To update the Σ values, we first calculate the differences between the data points and the mean, and then multiply this difference, the transpose of this difference and the probabilities of these data points. And we divide this value to the sum of the probabilities.

We save the average likelihood of all points for all the distributions. As a convergence condition, we check the difference between this step’s value and previous step’s value. If the difference is smaller than ”0.0000001”, it means algorithm converged and code stops.

def m_step(x, params):
    total_count = x.shape[0]
    _ , prob0, prob1, prob2, posteriors = e_step(x, params)
    sum_prob0 = np.sum(prob0)
    sum_prob1 = np.sum(prob1)
    sum_prob2 = np.sum(prob2)
    phi0 = (sum_prob0 / total_count)
    phi1 = (sum_prob1 / total_count)
    phi2 = (sum_prob2 / total_count)
    mu0 = (prob0.T.dot(x)/sum_prob0).flatten()
    mu1 = (prob1.T.dot(x)/sum_prob1).flatten()
    mu2 = (prob2.T.dot(x)/sum_prob2).flatten()
    diff0 = x - mu0
    sigma0 = diff0.T.dot(diff0 * prob0[..., np.newaxis]) / sum_prob0
    diff1 = x - mu1
    sigma1 = diff1.T.dot(diff1 * prob1[..., np.newaxis]) / sum_prob1
    diff2 = x - mu2
    sigma2 = diff2.T.dot(diff2 * prob2[..., np.newaxis]) / sum_prob2
    params = {'phi0': phi0, 'phi1': phi1, 'phi2': phi2, 'mu0': mu0, 'mu1': mu1, 'mu2': mu2, 'sigma0': sigma0, 'sigma1': sigma1, 'sigma2': sigma2}
    return params

4. Results

You can see the visualization of my solution in Figure 1. I found this solutions with 47 steps.

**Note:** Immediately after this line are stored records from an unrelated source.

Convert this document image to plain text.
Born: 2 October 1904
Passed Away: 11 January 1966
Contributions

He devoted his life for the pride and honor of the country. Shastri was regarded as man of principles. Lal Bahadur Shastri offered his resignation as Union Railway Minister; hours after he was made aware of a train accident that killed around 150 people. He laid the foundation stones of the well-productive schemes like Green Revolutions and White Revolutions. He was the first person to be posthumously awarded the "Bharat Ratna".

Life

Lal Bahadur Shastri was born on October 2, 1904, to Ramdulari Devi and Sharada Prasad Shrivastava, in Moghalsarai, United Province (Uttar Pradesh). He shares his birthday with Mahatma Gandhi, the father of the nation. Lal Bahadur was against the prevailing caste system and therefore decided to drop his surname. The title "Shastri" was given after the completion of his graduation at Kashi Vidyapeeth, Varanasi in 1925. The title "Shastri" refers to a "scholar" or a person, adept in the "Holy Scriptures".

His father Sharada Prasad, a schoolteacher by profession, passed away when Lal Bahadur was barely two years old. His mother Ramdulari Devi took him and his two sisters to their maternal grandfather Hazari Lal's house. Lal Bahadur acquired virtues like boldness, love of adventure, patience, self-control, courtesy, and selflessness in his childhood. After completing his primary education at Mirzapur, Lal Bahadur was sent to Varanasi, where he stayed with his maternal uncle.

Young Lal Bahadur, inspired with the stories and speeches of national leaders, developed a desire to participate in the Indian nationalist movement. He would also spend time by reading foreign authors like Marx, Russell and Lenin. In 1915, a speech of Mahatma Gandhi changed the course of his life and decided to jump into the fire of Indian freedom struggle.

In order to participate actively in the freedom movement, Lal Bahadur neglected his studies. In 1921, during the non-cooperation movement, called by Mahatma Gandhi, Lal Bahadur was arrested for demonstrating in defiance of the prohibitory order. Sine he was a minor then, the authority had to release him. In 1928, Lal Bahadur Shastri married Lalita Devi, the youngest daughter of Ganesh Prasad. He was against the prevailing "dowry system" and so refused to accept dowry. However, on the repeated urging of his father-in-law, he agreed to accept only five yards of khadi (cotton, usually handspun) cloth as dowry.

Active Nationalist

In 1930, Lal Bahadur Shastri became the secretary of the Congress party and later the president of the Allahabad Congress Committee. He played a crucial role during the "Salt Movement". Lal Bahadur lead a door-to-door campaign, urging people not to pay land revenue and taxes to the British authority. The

The parameters I have found was: π0 = 0.33350133224135536
μ0 = [4.37904703 4.35183928]
Σ0 = [2.74789528 −0.1192322
−0.1192322 0.61806456]
π1 = 0.3331653516861432
μ1 = [0.70208295 0.6613623]
Σ1 = [2.11797378 −0.09973243
−0.09973243 0.64083765]
π2 = 0.33333331607250144
μ2 = [9.60515914 9.16835945]
Σ2 = [2.01245136 −0.64166751
−0.64166751 0.82171149]

5. References

In the script, I inspired by the blog here: https://towardsdatascience.com/implement-expectation-maximization-em-algorithm-in-python-from-scratch-f1278d1b9137
For the plotting part, I followed the same approach with this blog: https://medium.com/@prateek.shubham.94/expectation-maximization-algorithm-7a4d1b65ca55

[1] Dempster, A. P., N. M. Laird and D. B. Rubin, “Maximum Likelihood from Incomplete Data Via the EM Algorithm”, Journal of the Royal Statistical Society: Series B (Methodological), Vol. 39, No. 1, pp. 1–22, 1977, https://rss.onlinelibrary.wiley.com/doi/abs/10.1111/j.2517-6161.1977.tb01600.x.
[2] Dellaert, F., “The Expectation Maximization Algorithm”, , 07 2003.
[3] Moon, T. K., “The expectation-maximization algorithm”, IEEE Signal Processing Magazine, Vol. 13, No. 6, pp. 47–60, Nov 1996.
[4] Gebru, I. D., X. Alameda-Pineda, F. Forbes and R. Horaud, “EM Algorithms for Weighted-Data Clustering with Application to Audio-Visual Scene Analysis”, IEEE Transactions on Pattern Analysis and Machine Intelligence, Vol. 38, No. 12, pp. 2402–2415, Dec 2016.